Da war die LNG-Welt noch in Ordnung: Niedersachsens Wirtschaftsminister Olaf Lies (links) und Holger Banik, Geschäftsführer der Niedersachsen Ports, bei der Übergabe des Anlegers für verflüssigte Gase in Stade im Dezember 2023. Foto: Georg Wendt/dpa
Im Zoff um das schwimmende LNG-Terminal in Stade spricht Niedersachsens Wirtschaftsminister Klartext. Olaf Lies will das Projekt retten - und bringt eine interessante Variante ins Spiel.

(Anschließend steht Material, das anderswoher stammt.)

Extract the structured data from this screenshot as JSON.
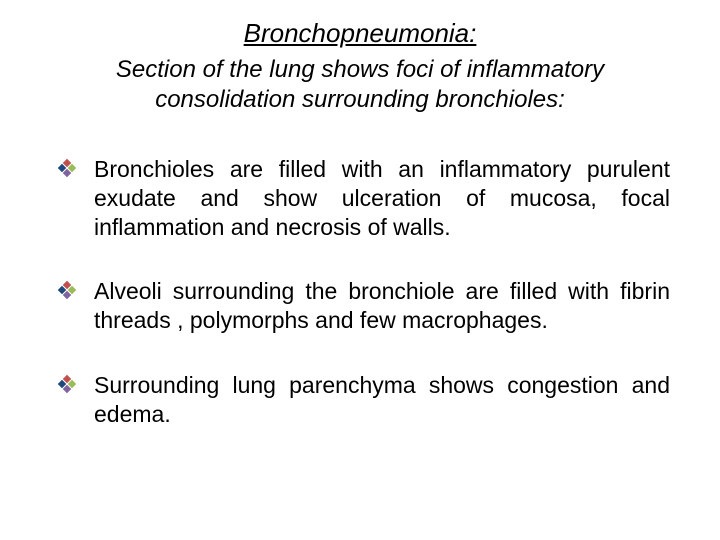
{
  "title": "Bronchopneumonia:",
  "subtitle": "Section of the lung shows foci of inflammatory consolidation surrounding bronchioles:",
  "bullets": [
    "Bronchioles are filled with an inflammatory purulent exudate and show ulceration of mucosa, focal inflammation and necrosis of walls.",
    "Alveoli surrounding the bronchiole are filled with fibrin threads , polymorphs and few macrophages.",
    "Surrounding lung parenchyma shows congestion and edema."
  ],
  "style": {
    "background_color": "#ffffff",
    "text_color": "#000000",
    "title_fontsize": 26,
    "subtitle_fontsize": 24,
    "body_fontsize": 23,
    "title_style": "italic underline",
    "subtitle_style": "italic",
    "bullet_icon": "four-diamond",
    "bullet_icon_colors": {
      "top": "#c0504d",
      "right": "#9bbb59",
      "bottom": "#8064a2",
      "left": "#1f497d"
    }
  }
}
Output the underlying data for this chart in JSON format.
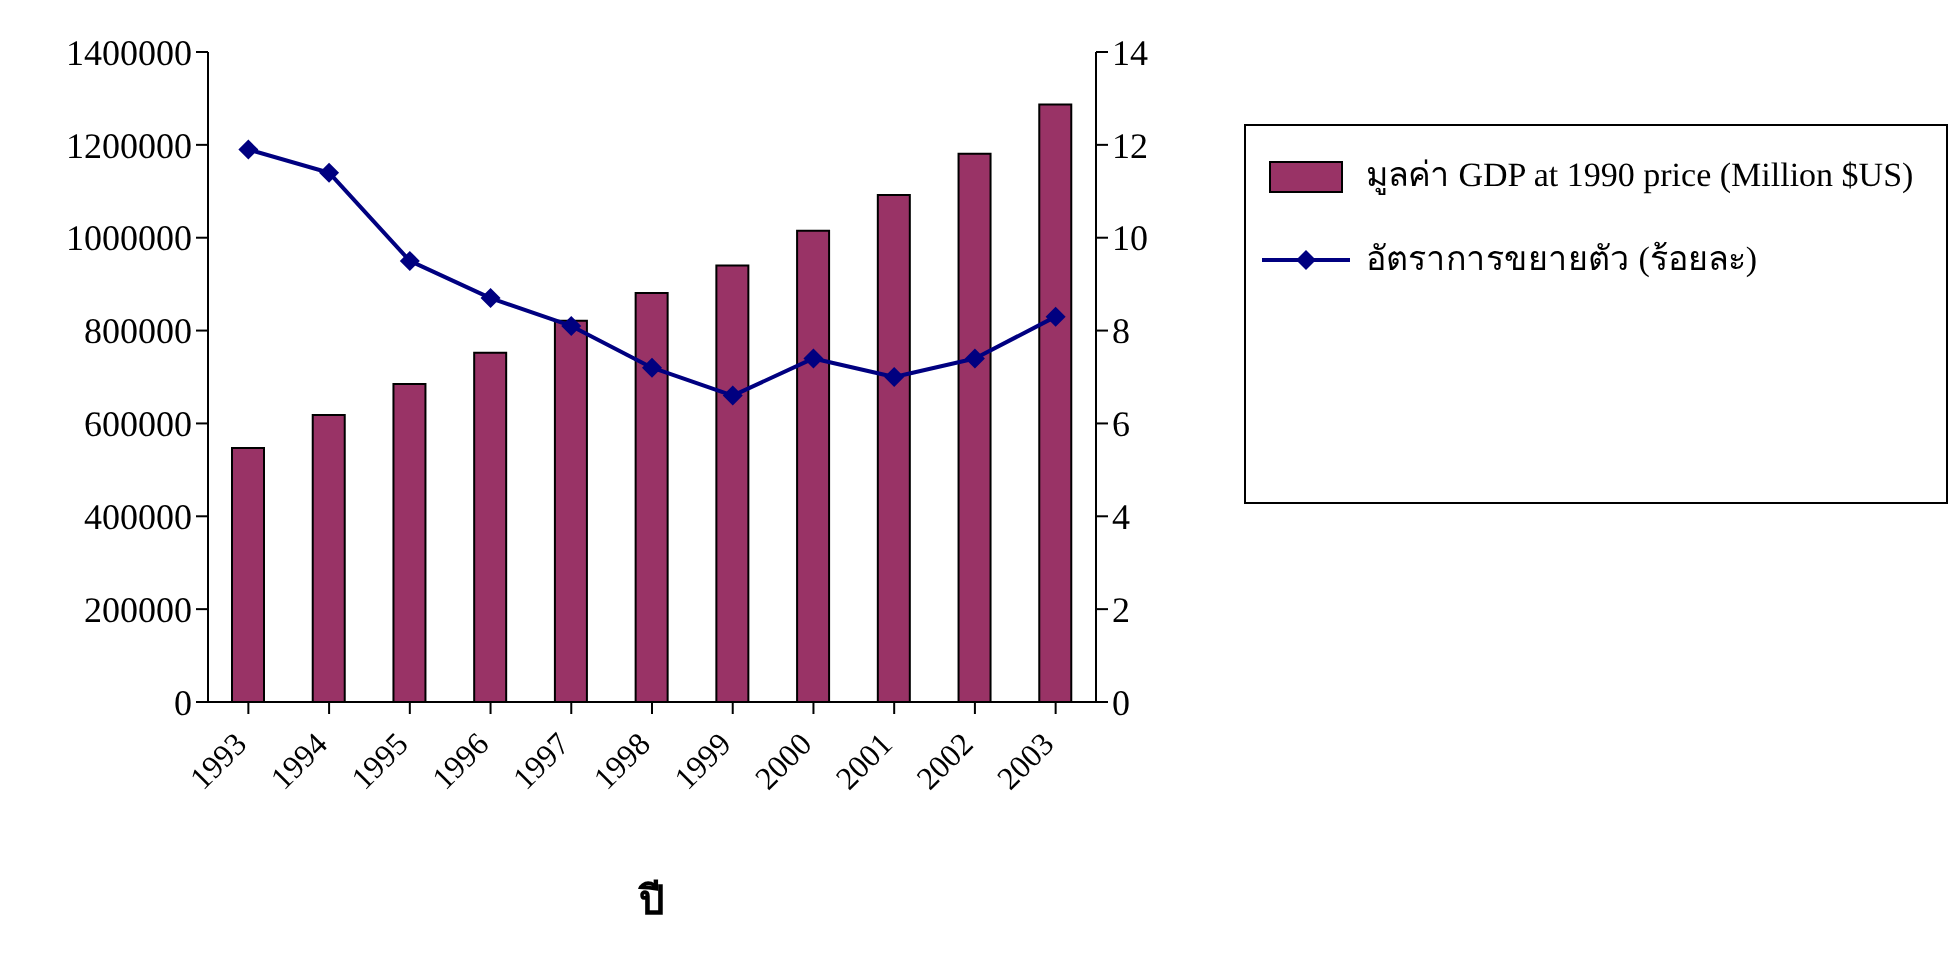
{
  "chart_data": {
    "type": "bar",
    "xlabel": "ปี",
    "categories": [
      "1993",
      "1994",
      "1995",
      "1996",
      "1997",
      "1998",
      "1999",
      "2000",
      "2001",
      "2002",
      "2003"
    ],
    "series": [
      {
        "name": "มูลค่า GDP at 1990 price (Million $US)",
        "color": "#993366",
        "values": [
          547000,
          618000,
          685000,
          752000,
          821000,
          881000,
          940000,
          1015000,
          1092000,
          1181000,
          1287000
        ]
      },
      {
        "name": "อัตราการขยายตัว (ร้อยละ)",
        "type": "line",
        "axis": "y2",
        "color": "#000080",
        "marker": "diamond",
        "values": [
          11.9,
          11.4,
          9.5,
          8.7,
          8.1,
          7.2,
          6.6,
          7.4,
          7.0,
          7.4,
          8.3
        ]
      }
    ],
    "ylim": [
      0,
      1400000
    ],
    "yticks": [
      0,
      200000,
      400000,
      600000,
      800000,
      1000000,
      1200000,
      1400000
    ],
    "y2lim": [
      0,
      14
    ],
    "y2ticks": [
      0,
      2,
      4,
      6,
      8,
      10,
      12,
      14
    ],
    "grid": false,
    "legend": "right"
  }
}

Stade. „Die können sich nicht auf Kosten der sicheren Energieversorgung Deutschlands streiten“, sagt Olaf Lies in der aktuellen Stunde im Niedersächsischen Landtag am Mittwochvormittag. Der Wirtschaftsminister kündigt an, noch in dieser Woche alle Beteiligten an einen Tisch zu holen. Und er greift der Bundesregierung ins Steuer, indem er eine dritte Partei ins Spiel bringt, um das schwimmende Terminal für Stade noch zu retten: Uniper.

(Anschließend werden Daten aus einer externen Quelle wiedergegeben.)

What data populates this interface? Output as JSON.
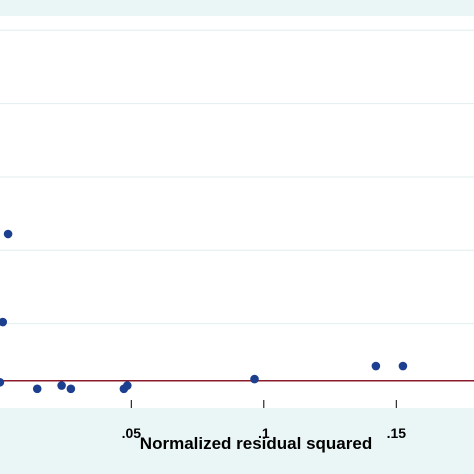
{
  "chart_data": {
    "type": "scatter",
    "title": "",
    "xlabel": "Normalized residual squared",
    "ylabel": "",
    "xlim": [
      0,
      0.175
    ],
    "ylim": [
      0,
      0.32
    ],
    "x_ticks": [
      0.05,
      0.1,
      0.15
    ],
    "x_tick_labels": [
      ".05",
      ".1",
      ".15"
    ],
    "y_grid": [
      0.05,
      0.1,
      0.15,
      0.2,
      0.25,
      0.3
    ],
    "grid": true,
    "reference_line": {
      "orientation": "horizontal",
      "y": 0.0111
    },
    "series": [
      {
        "x": [
          0.0004,
          0.0015,
          0.0035,
          0.0145,
          0.0237,
          0.0272,
          0.0472,
          0.0485,
          0.0965,
          0.1423,
          0.1525
        ],
        "y": [
          0.01,
          0.0511,
          0.1111,
          0.0056,
          0.0078,
          0.0056,
          0.0056,
          0.0078,
          0.0122,
          0.0211,
          0.0211
        ]
      }
    ]
  },
  "colors": {
    "background": "#eaf6f6",
    "plot_area": "#ffffff",
    "grid": "#e2eeee",
    "marker": "#1c3f8f",
    "reference_line": "#8b1a2b"
  }
}
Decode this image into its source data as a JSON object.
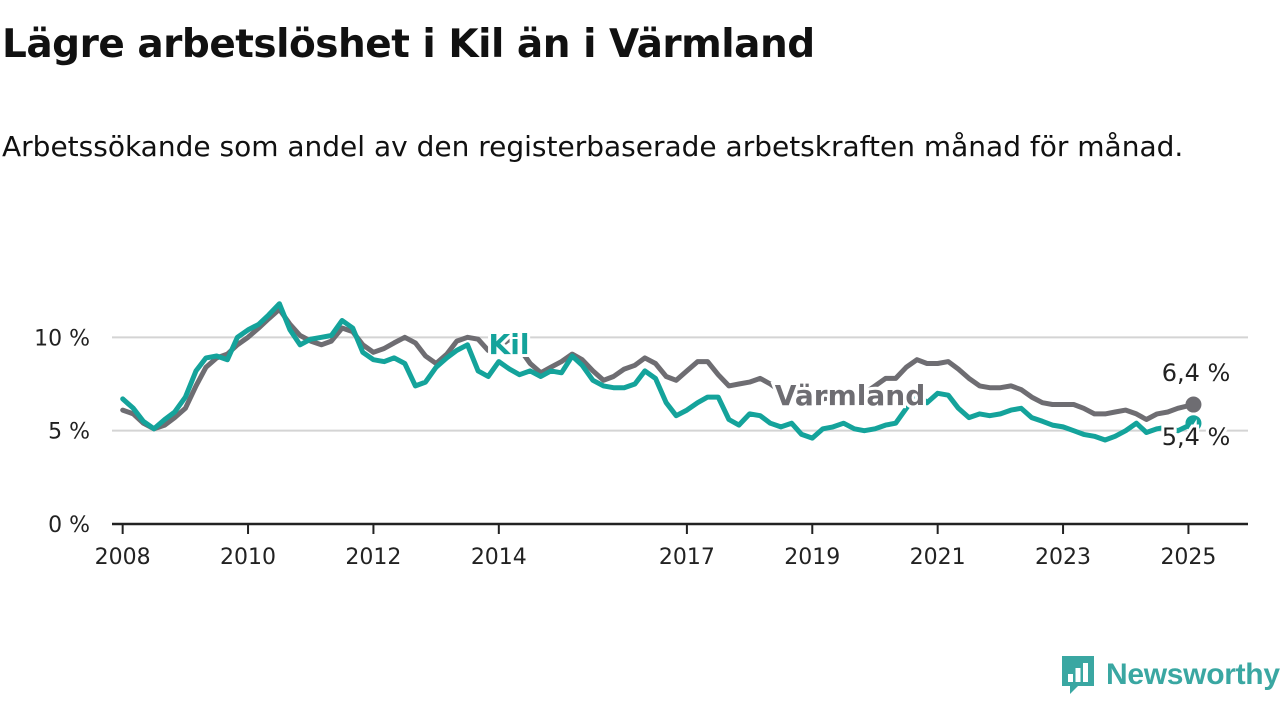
{
  "title": "Lägre arbetslöshet i Kil än i Värmland",
  "subtitle": "Arbetssökande som andel av den registerbaserade arbetskraften månad för månad.",
  "brand": {
    "name": "Newsworthy",
    "icon": "newsworthy-logo-icon",
    "color": "#3aa7a2"
  },
  "chart_data": {
    "type": "line",
    "ylim": [
      0,
      12
    ],
    "xlim": [
      2007.83,
      2025.95
    ],
    "y_ticks": [
      {
        "value": 0,
        "label": "0 %"
      },
      {
        "value": 5,
        "label": "5 %"
      },
      {
        "value": 10,
        "label": "10 %"
      }
    ],
    "x_ticks": [
      {
        "value": 2008,
        "label": "2008"
      },
      {
        "value": 2010,
        "label": "2010"
      },
      {
        "value": 2012,
        "label": "2012"
      },
      {
        "value": 2014,
        "label": "2014"
      },
      {
        "value": 2017,
        "label": "2017"
      },
      {
        "value": 2019,
        "label": "2019"
      },
      {
        "value": 2021,
        "label": "2021"
      },
      {
        "value": 2023,
        "label": "2023"
      },
      {
        "value": 2025,
        "label": "2025"
      }
    ],
    "grid": true,
    "series": [
      {
        "name": "Värmland",
        "color": "#6e6d72",
        "end_label": "6,4 %",
        "points": [
          [
            2008.0,
            6.1
          ],
          [
            2008.17,
            5.9
          ],
          [
            2008.33,
            5.4
          ],
          [
            2008.5,
            5.1
          ],
          [
            2008.67,
            5.3
          ],
          [
            2008.83,
            5.7
          ],
          [
            2009.0,
            6.2
          ],
          [
            2009.17,
            7.4
          ],
          [
            2009.33,
            8.4
          ],
          [
            2009.5,
            8.9
          ],
          [
            2009.67,
            9.1
          ],
          [
            2009.83,
            9.6
          ],
          [
            2010.0,
            10.0
          ],
          [
            2010.17,
            10.5
          ],
          [
            2010.33,
            11.0
          ],
          [
            2010.5,
            11.5
          ],
          [
            2010.67,
            10.7
          ],
          [
            2010.83,
            10.1
          ],
          [
            2011.0,
            9.8
          ],
          [
            2011.17,
            9.6
          ],
          [
            2011.33,
            9.8
          ],
          [
            2011.5,
            10.5
          ],
          [
            2011.67,
            10.3
          ],
          [
            2011.83,
            9.6
          ],
          [
            2012.0,
            9.2
          ],
          [
            2012.17,
            9.4
          ],
          [
            2012.33,
            9.7
          ],
          [
            2012.5,
            10.0
          ],
          [
            2012.67,
            9.7
          ],
          [
            2012.83,
            9.0
          ],
          [
            2013.0,
            8.6
          ],
          [
            2013.17,
            9.1
          ],
          [
            2013.33,
            9.8
          ],
          [
            2013.5,
            10.0
          ],
          [
            2013.67,
            9.9
          ],
          [
            2013.83,
            9.3
          ],
          [
            2014.0,
            9.5
          ],
          [
            2014.17,
            9.9
          ],
          [
            2014.33,
            9.4
          ],
          [
            2014.5,
            8.6
          ],
          [
            2014.67,
            8.1
          ],
          [
            2014.83,
            8.4
          ],
          [
            2015.0,
            8.7
          ],
          [
            2015.17,
            9.1
          ],
          [
            2015.33,
            8.8
          ],
          [
            2015.5,
            8.2
          ],
          [
            2015.67,
            7.7
          ],
          [
            2015.83,
            7.9
          ],
          [
            2016.0,
            8.3
          ],
          [
            2016.17,
            8.5
          ],
          [
            2016.33,
            8.9
          ],
          [
            2016.5,
            8.6
          ],
          [
            2016.67,
            7.9
          ],
          [
            2016.83,
            7.7
          ],
          [
            2017.0,
            8.2
          ],
          [
            2017.17,
            8.7
          ],
          [
            2017.33,
            8.7
          ],
          [
            2017.5,
            8.0
          ],
          [
            2017.67,
            7.4
          ],
          [
            2017.83,
            7.5
          ],
          [
            2018.0,
            7.6
          ],
          [
            2018.17,
            7.8
          ],
          [
            2018.33,
            7.5
          ],
          [
            2018.5,
            7.1
          ],
          [
            2018.67,
            6.8
          ],
          [
            2018.83,
            6.6
          ],
          [
            2019.0,
            6.6
          ],
          [
            2019.17,
            6.7
          ],
          [
            2019.33,
            6.8
          ],
          [
            2019.5,
            6.7
          ],
          [
            2019.67,
            6.6
          ],
          [
            2019.83,
            7.0
          ],
          [
            2020.0,
            7.4
          ],
          [
            2020.17,
            7.8
          ],
          [
            2020.33,
            7.8
          ],
          [
            2020.5,
            8.4
          ],
          [
            2020.67,
            8.8
          ],
          [
            2020.83,
            8.6
          ],
          [
            2021.0,
            8.6
          ],
          [
            2021.17,
            8.7
          ],
          [
            2021.33,
            8.3
          ],
          [
            2021.5,
            7.8
          ],
          [
            2021.67,
            7.4
          ],
          [
            2021.83,
            7.3
          ],
          [
            2022.0,
            7.3
          ],
          [
            2022.17,
            7.4
          ],
          [
            2022.33,
            7.2
          ],
          [
            2022.5,
            6.8
          ],
          [
            2022.67,
            6.5
          ],
          [
            2022.83,
            6.4
          ],
          [
            2023.0,
            6.4
          ],
          [
            2023.17,
            6.4
          ],
          [
            2023.33,
            6.2
          ],
          [
            2023.5,
            5.9
          ],
          [
            2023.67,
            5.9
          ],
          [
            2023.83,
            6.0
          ],
          [
            2024.0,
            6.1
          ],
          [
            2024.17,
            5.9
          ],
          [
            2024.33,
            5.6
          ],
          [
            2024.5,
            5.9
          ],
          [
            2024.67,
            6.0
          ],
          [
            2024.83,
            6.2
          ],
          [
            2025.08,
            6.4
          ]
        ]
      },
      {
        "name": "Kil",
        "color": "#14a39b",
        "end_label": "5,4 %",
        "points": [
          [
            2008.0,
            6.7
          ],
          [
            2008.17,
            6.2
          ],
          [
            2008.33,
            5.5
          ],
          [
            2008.5,
            5.1
          ],
          [
            2008.67,
            5.6
          ],
          [
            2008.83,
            6.0
          ],
          [
            2009.0,
            6.8
          ],
          [
            2009.17,
            8.2
          ],
          [
            2009.33,
            8.9
          ],
          [
            2009.5,
            9.0
          ],
          [
            2009.67,
            8.8
          ],
          [
            2009.83,
            10.0
          ],
          [
            2010.0,
            10.4
          ],
          [
            2010.17,
            10.7
          ],
          [
            2010.33,
            11.2
          ],
          [
            2010.5,
            11.8
          ],
          [
            2010.67,
            10.4
          ],
          [
            2010.83,
            9.6
          ],
          [
            2011.0,
            9.9
          ],
          [
            2011.17,
            10.0
          ],
          [
            2011.33,
            10.1
          ],
          [
            2011.5,
            10.9
          ],
          [
            2011.67,
            10.5
          ],
          [
            2011.83,
            9.2
          ],
          [
            2012.0,
            8.8
          ],
          [
            2012.17,
            8.7
          ],
          [
            2012.33,
            8.9
          ],
          [
            2012.5,
            8.6
          ],
          [
            2012.67,
            7.4
          ],
          [
            2012.83,
            7.6
          ],
          [
            2013.0,
            8.4
          ],
          [
            2013.17,
            8.9
          ],
          [
            2013.33,
            9.3
          ],
          [
            2013.5,
            9.6
          ],
          [
            2013.67,
            8.2
          ],
          [
            2013.83,
            7.9
          ],
          [
            2014.0,
            8.7
          ],
          [
            2014.17,
            8.3
          ],
          [
            2014.33,
            8.0
          ],
          [
            2014.5,
            8.2
          ],
          [
            2014.67,
            7.9
          ],
          [
            2014.83,
            8.2
          ],
          [
            2015.0,
            8.1
          ],
          [
            2015.17,
            9.0
          ],
          [
            2015.33,
            8.5
          ],
          [
            2015.5,
            7.7
          ],
          [
            2015.67,
            7.4
          ],
          [
            2015.83,
            7.3
          ],
          [
            2016.0,
            7.3
          ],
          [
            2016.17,
            7.5
          ],
          [
            2016.33,
            8.2
          ],
          [
            2016.5,
            7.8
          ],
          [
            2016.67,
            6.5
          ],
          [
            2016.83,
            5.8
          ],
          [
            2017.0,
            6.1
          ],
          [
            2017.17,
            6.5
          ],
          [
            2017.33,
            6.8
          ],
          [
            2017.5,
            6.8
          ],
          [
            2017.67,
            5.6
          ],
          [
            2017.83,
            5.3
          ],
          [
            2018.0,
            5.9
          ],
          [
            2018.17,
            5.8
          ],
          [
            2018.33,
            5.4
          ],
          [
            2018.5,
            5.2
          ],
          [
            2018.67,
            5.4
          ],
          [
            2018.83,
            4.8
          ],
          [
            2019.0,
            4.6
          ],
          [
            2019.17,
            5.1
          ],
          [
            2019.33,
            5.2
          ],
          [
            2019.5,
            5.4
          ],
          [
            2019.67,
            5.1
          ],
          [
            2019.83,
            5.0
          ],
          [
            2020.0,
            5.1
          ],
          [
            2020.17,
            5.3
          ],
          [
            2020.33,
            5.4
          ],
          [
            2020.5,
            6.2
          ],
          [
            2020.67,
            7.0
          ],
          [
            2020.83,
            6.5
          ],
          [
            2021.0,
            7.0
          ],
          [
            2021.17,
            6.9
          ],
          [
            2021.33,
            6.2
          ],
          [
            2021.5,
            5.7
          ],
          [
            2021.67,
            5.9
          ],
          [
            2021.83,
            5.8
          ],
          [
            2022.0,
            5.9
          ],
          [
            2022.17,
            6.1
          ],
          [
            2022.33,
            6.2
          ],
          [
            2022.5,
            5.7
          ],
          [
            2022.67,
            5.5
          ],
          [
            2022.83,
            5.3
          ],
          [
            2023.0,
            5.2
          ],
          [
            2023.17,
            5.0
          ],
          [
            2023.33,
            4.8
          ],
          [
            2023.5,
            4.7
          ],
          [
            2023.67,
            4.5
          ],
          [
            2023.83,
            4.7
          ],
          [
            2024.0,
            5.0
          ],
          [
            2024.17,
            5.4
          ],
          [
            2024.33,
            4.9
          ],
          [
            2024.5,
            5.1
          ],
          [
            2024.67,
            5.2
          ],
          [
            2024.83,
            5.0
          ],
          [
            2025.08,
            5.4
          ]
        ]
      }
    ]
  }
}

Wie berichtet ist das schwimmende LNG-Terminal (genannt FSRU für Floating Storage and Regasification Unit), das vor einem Jahr in Stade ankam, bis heute nicht in Betrieb. Wer dafür verantwortlich ist, darüber streiten sich die staatliche Betreiberfirma Deutsche Energy Terminal (DET) und das privatwirtschaftliche Konsortium Hanseatic Energy Hub (HEH), das mit der Errichtung des Anschlusses ans Gasnetz beauftragt wurde.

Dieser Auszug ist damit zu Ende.